Have a nice weekend. Be careful on reentry.

Steve said...

Steve T. - Are you ever troubled by your bold assertions? My opposition to judges creating laws from the bench, as Sotomayer is claiming is done, is that it is a complete violation of the separation of powers. The judiciary at the federal level is the only non-political branch. All of the judges are appointed for life in order to insulate them from political pressures. Their job is to apply the law, not create it. When the magistrate creates laws, as in Roe v. Wade or Kelo, or. . . . they are in conflict with the legislative branch.
If there is a problem with the law, the rightful remedy is to have the Congress change the law. To have the judges decide what the law is going to be is to put them into a position of supremacy without review. This is extremely dangerous to our democratic republic.
And I tire of your dad's selective citing studies that reinforce his preconceived notions while ignoring any evidence to the contrary. That is not the mark (pardon the pun) of an open mind. It is instead the branding of a zealot. There is no point discussing anything with zealots.

Steve T. said...

Steve-

You're accusing us of being selective... that's not the case.

Courts make laws all the time. The point is that you're only concerned about it when those laws run counter to your world views.
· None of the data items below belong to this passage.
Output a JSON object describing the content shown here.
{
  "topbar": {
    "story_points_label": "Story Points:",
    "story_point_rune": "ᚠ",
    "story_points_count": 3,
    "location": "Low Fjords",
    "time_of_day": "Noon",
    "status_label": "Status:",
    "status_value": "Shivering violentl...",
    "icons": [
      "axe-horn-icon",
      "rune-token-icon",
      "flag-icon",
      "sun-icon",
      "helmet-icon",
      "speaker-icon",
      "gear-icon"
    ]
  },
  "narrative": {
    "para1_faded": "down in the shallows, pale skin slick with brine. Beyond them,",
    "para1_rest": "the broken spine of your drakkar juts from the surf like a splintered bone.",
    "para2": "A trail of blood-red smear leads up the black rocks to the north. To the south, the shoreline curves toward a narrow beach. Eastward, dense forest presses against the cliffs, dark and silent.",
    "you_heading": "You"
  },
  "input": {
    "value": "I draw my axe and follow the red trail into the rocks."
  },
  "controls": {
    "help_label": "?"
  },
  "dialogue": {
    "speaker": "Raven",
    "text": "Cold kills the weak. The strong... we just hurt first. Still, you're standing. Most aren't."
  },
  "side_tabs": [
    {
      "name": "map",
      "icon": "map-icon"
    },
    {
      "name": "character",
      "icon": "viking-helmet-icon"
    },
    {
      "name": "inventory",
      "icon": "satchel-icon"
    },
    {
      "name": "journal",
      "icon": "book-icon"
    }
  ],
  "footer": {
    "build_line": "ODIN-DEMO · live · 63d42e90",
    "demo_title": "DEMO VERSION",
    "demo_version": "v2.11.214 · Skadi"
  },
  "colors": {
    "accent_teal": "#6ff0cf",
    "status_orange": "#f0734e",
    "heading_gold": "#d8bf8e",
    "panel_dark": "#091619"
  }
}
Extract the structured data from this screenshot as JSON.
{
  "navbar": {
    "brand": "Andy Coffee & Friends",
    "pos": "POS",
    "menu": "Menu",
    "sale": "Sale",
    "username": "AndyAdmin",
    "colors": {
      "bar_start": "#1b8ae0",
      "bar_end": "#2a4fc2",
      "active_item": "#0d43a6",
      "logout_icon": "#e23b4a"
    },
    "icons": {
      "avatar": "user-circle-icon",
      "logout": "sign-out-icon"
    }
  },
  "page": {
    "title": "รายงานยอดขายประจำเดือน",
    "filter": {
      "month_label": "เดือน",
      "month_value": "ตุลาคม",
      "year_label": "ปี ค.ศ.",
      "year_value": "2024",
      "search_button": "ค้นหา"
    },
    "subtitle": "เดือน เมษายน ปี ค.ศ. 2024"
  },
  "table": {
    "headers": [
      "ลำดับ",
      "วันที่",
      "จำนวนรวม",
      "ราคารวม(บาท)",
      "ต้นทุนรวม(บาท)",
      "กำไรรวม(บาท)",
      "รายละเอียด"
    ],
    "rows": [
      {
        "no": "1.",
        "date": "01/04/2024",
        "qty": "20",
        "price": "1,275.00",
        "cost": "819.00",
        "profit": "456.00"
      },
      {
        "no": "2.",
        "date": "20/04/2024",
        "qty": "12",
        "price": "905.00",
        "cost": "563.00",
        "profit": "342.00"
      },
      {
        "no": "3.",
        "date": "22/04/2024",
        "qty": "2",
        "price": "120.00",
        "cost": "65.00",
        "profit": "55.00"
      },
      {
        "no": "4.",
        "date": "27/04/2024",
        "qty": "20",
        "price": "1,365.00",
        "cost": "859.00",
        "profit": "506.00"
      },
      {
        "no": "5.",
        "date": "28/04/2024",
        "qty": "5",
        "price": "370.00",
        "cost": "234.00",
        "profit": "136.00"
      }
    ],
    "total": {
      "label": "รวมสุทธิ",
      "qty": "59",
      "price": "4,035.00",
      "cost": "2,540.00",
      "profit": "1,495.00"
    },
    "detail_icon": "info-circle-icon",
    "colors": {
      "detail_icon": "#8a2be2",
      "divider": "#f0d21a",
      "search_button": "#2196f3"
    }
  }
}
Not to mention that you guys have not brought up a single example of Judge Sotomayer engaging in some kind of judicial activism - meaning a ruling that makes a law and runs entirely counter to precedent - and she's ruled on over 300 cases. Where you at?

Steve said...

The problem is, that if judicial activism is rejected, and strict application of the laws happen, you will not see it. I know that this is difficult, but it's sort of the dog that didn't bark.
Now, as to activism of Sotomayer? I think that there have been several examples from the shareholders' suit, the baseball ruling, the fireman qualification test. I could google them for you, but I am going to my daughter's for a barbecue. Will check back later.